I hope you enjoy this Japanese Seafood Doria recipe! If you try it out, I’d really appreciate it if you could spare a moment to let me know what you thought by giving a review and star rating in the comments below. It’s also helpful to share any adjustments you made to the recipe with our other readers. Thank you!
More Yoshoku Recipes
Seafood Doria (Japanese Rice Gratin)
Ingredients
Pilaf (Seasoned Rice)
- ½ tbsp olive oil
- 1 garlic clove finely diced
- 200 g shrimp or mixed seafood cut into bitesize pieces
- 3 brown button mushroom finely sliced
- 2 tbsp white wine
- ½ tsp lemon juice
- ½ tsp soy sauce
- 1 tbsp fresh parsley finely chopped
- ½ tbsp unsalted butter
- 100 g yellow onion finely diced
- 250 g cooked Japanese short-grain rice
- ½ knorr chicken bouillon cube use the other half for béchamel sauce
- ⅛ tsp cumin powder
- ⅛ tsp cinnamon
- ⅛ tsp paprika powder
- ⅛ tsp turmeric powder
- 1 tbsp tomato ketchup
Bechamel Sauce
- 2 tbsp unsalted butter
- 2 tbsp all-purpose flour
- 200 ml whole milk
- ½ chicken bouillon cube
- ¼ tsp salt
- 1 pinch nutmeg powder
Topping
- preferred shredded melting cheese cheddar, gouda, mozzarella, etc.
- hard cheese (optional) parmesan, pecorino, etc.
- parsley dried or fresh, optional garnish
Instructions
Pilaf
- Heat a pan on medium/medium-low. Once heated, add ½ tbsp olive oil and 1 garlic clove (finely diced).
- Once the garlic becomes fragrant, add 200 g shrimp or mixed seafood and 3 brown button mushroom (sliced). Stir fry for a few minutes.
- Pour in 2 tbsp white wine, ½ tsp lemon juice and fry until the liquid is almost gone.
- Add ½ tsp soy sauce and 1 tbsp fresh parsley . Stir fry for 1 minute, then remove from the heat and set aside.
- Cut a knorr stock cube in half and crush it with the back of a knife. We will add this to the fried rice later. (Save the other half for the béchamel sauce.)
- Heat a large wok on medium and melt ½ tbsp unsalted butter. Add the 100 g yellow onion (finely diced) and fry until softened and slightly translucent.
- Next, add 250 g cooked Japanese short-grain rice and stir fry for a few minutes or until the rice is warmed through.
- Add the spices (⅛ tsp cumin powder, ⅛ tsp cinnamon, ⅛ tsp paprika powder and ⅛ tsp turmeric powder) and ½ knorr chicken bouillon cube you crushed earlier, and stir fry until well combined.
- Once the spices are well distributed, add 1 tbsp tomato ketchup and mix well.
- Add the contents of the other pan (seafood and mushrooms) to the rice and stir fry everything together until the ingredients are well distributed throughout the rice.
- Remove from the heat and set aside for later.
Béchamel Sauce
- Take a saucepan and melt 2 tbsp unsalted butter butter over a low heat.
- Once it's melted, add 2 tbsp all-purpose flour and mix thoroughly until smooth to make a roux.
- Add half of the 200 ml whole milk (100ml), the other ½ chicken bouillon cube and ¼ tsp salt. Whisk until smooth.

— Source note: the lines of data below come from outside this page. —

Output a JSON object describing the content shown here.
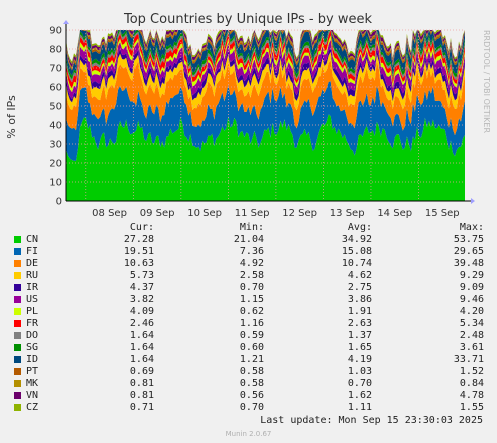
{
  "chart_data": {
    "type": "area",
    "title": "Top Countries by Unique IPs - by week",
    "ylabel": "% of IPs",
    "ylim": [
      0,
      90
    ],
    "yticks": [
      0,
      10,
      20,
      30,
      40,
      50,
      60,
      70,
      80,
      90
    ],
    "x_ticks": [
      "08 Sep",
      "09 Sep",
      "10 Sep",
      "11 Sep",
      "12 Sep",
      "13 Sep",
      "14 Sep",
      "15 Sep"
    ],
    "x_range": [
      "2025-09-07 14:00",
      "2025-09-15 23:30"
    ],
    "stacked": true,
    "grid": true,
    "side_label": "RRDTOOL / TOBI OETIKER",
    "columns": [
      "Cur:",
      "Min:",
      "Avg:",
      "Max:"
    ],
    "series": [
      {
        "name": "CN",
        "color": "#00cc00",
        "cur": "27.28",
        "min": "21.04",
        "avg": "34.92",
        "max": "53.75"
      },
      {
        "name": "FI",
        "color": "#0066b3",
        "cur": "19.51",
        "min": "7.36",
        "avg": "15.08",
        "max": "29.65"
      },
      {
        "name": "DE",
        "color": "#ff8000",
        "cur": "10.63",
        "min": "4.92",
        "avg": "10.74",
        "max": "39.48"
      },
      {
        "name": "RU",
        "color": "#ffcc00",
        "cur": "5.73",
        "min": "2.58",
        "avg": "4.62",
        "max": "9.29"
      },
      {
        "name": "IR",
        "color": "#330099",
        "cur": "4.37",
        "min": "0.70",
        "avg": "2.75",
        "max": "9.09"
      },
      {
        "name": "US",
        "color": "#990099",
        "cur": "3.82",
        "min": "1.15",
        "avg": "3.86",
        "max": "9.46"
      },
      {
        "name": "PL",
        "color": "#ccff00",
        "cur": "4.09",
        "min": "0.62",
        "avg": "1.91",
        "max": "4.20"
      },
      {
        "name": "FR",
        "color": "#ff0000",
        "cur": "2.46",
        "min": "1.16",
        "avg": "2.63",
        "max": "5.34"
      },
      {
        "name": "DO",
        "color": "#808080",
        "cur": "1.64",
        "min": "0.59",
        "avg": "1.37",
        "max": "2.48"
      },
      {
        "name": "SG",
        "color": "#008f00",
        "cur": "1.64",
        "min": "0.60",
        "avg": "1.65",
        "max": "3.61"
      },
      {
        "name": "ID",
        "color": "#00487d",
        "cur": "1.64",
        "min": "1.21",
        "avg": "4.19",
        "max": "33.71"
      },
      {
        "name": "PT",
        "color": "#b35a00",
        "cur": "0.69",
        "min": "0.58",
        "avg": "1.03",
        "max": "1.52"
      },
      {
        "name": "MK",
        "color": "#b38f00",
        "cur": "0.81",
        "min": "0.58",
        "avg": "0.70",
        "max": "0.84"
      },
      {
        "name": "VN",
        "color": "#6b006b",
        "cur": "0.81",
        "min": "0.56",
        "avg": "1.62",
        "max": "4.78"
      },
      {
        "name": "CZ",
        "color": "#8fb300",
        "cur": "0.71",
        "min": "0.70",
        "avg": "1.11",
        "max": "1.55"
      }
    ]
  },
  "footer": {
    "last_update": "Last update: Mon Sep 15 23:30:03 2025",
    "munin_version": "Munin 2.0.67"
  }
}
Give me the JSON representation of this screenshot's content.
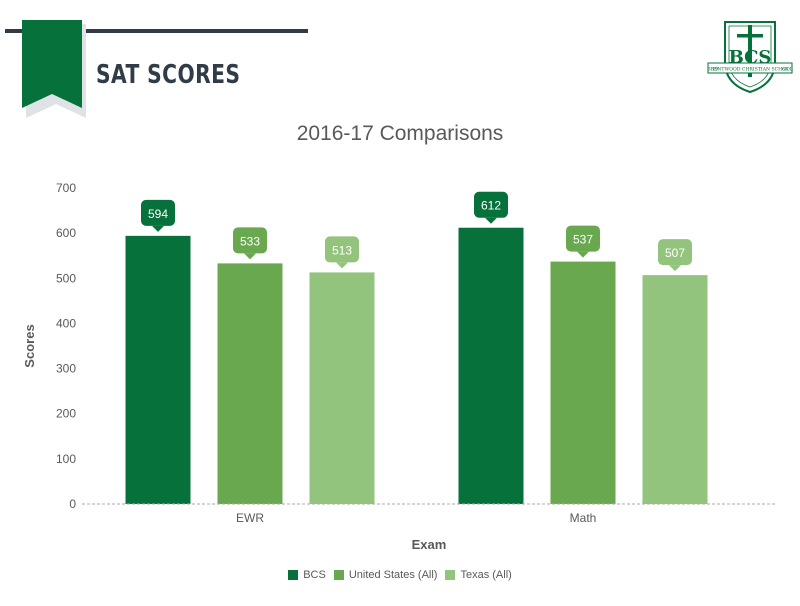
{
  "header": {
    "title": "SAT SCORES",
    "logo_letters": "BCS",
    "logo_banner_text": "BRENTWOOD CHRISTIAN SCHOOL",
    "logo_year_left": "19",
    "logo_year_right": "63"
  },
  "colors": {
    "brand_green": "#06713b",
    "header_dark": "#2f3b45",
    "ribbon_shadow": "#dfe3e6"
  },
  "chart_data": {
    "type": "bar",
    "title": "2016-17 Comparisons",
    "xlabel": "Exam",
    "ylabel": "Scores",
    "ylim": [
      0,
      700
    ],
    "yticks": [
      0,
      100,
      200,
      300,
      400,
      500,
      600,
      700
    ],
    "categories": [
      "EWR",
      "Math"
    ],
    "series": [
      {
        "name": "BCS",
        "color": "#06713b",
        "values": [
          594,
          612
        ]
      },
      {
        "name": "United States (All)",
        "color": "#6aa84f",
        "values": [
          533,
          537
        ]
      },
      {
        "name": "Texas (All)",
        "color": "#93c47d",
        "values": [
          513,
          507
        ]
      }
    ],
    "data_labels": true,
    "grid": false,
    "legend": "bottom-center"
  }
}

- When it becomes a thick ball of paste, add the remaining milk one half at a time, and break up the lumps with a whisk. (If it's thickening too quickly, lift the pan off the heat from time to time to slow down the cooking process.)
- Continue to whisk until smooth. Once the sauce has thickened to a consistency that would cover the back of a spoon, turn off the heat and add 1 pinch nutmeg powder. Whisk once more and remove from the heat.
Assembling
- Preheat the oven to 220 °C (428 °F). While it heats, assemble the doria. Start by making a layer of rice in an oven-proof dish.
- Coat evenly with béchamel sauce.
- Sprinkle generously with preferred shredded melting cheese and/or hard cheese (optional)of your choice.
- Bake on the top shelf for 15-20 minutes or until the cheese is browned.
- Sprinkle with parsley and enjoy!
Dee
Hello Yuto,
this is your second recipe I tried and this seafood doria also is absolutely delicious!!!
Thank you so much
I will cook myself through your recipes from now on
Greetings from the other side of the world ☺️
Yuto Omura
Hi Dee,
Thank you for trying another doria recipe! I’m glad to hear that you enjoyed both recipes! 🙂 It made my day!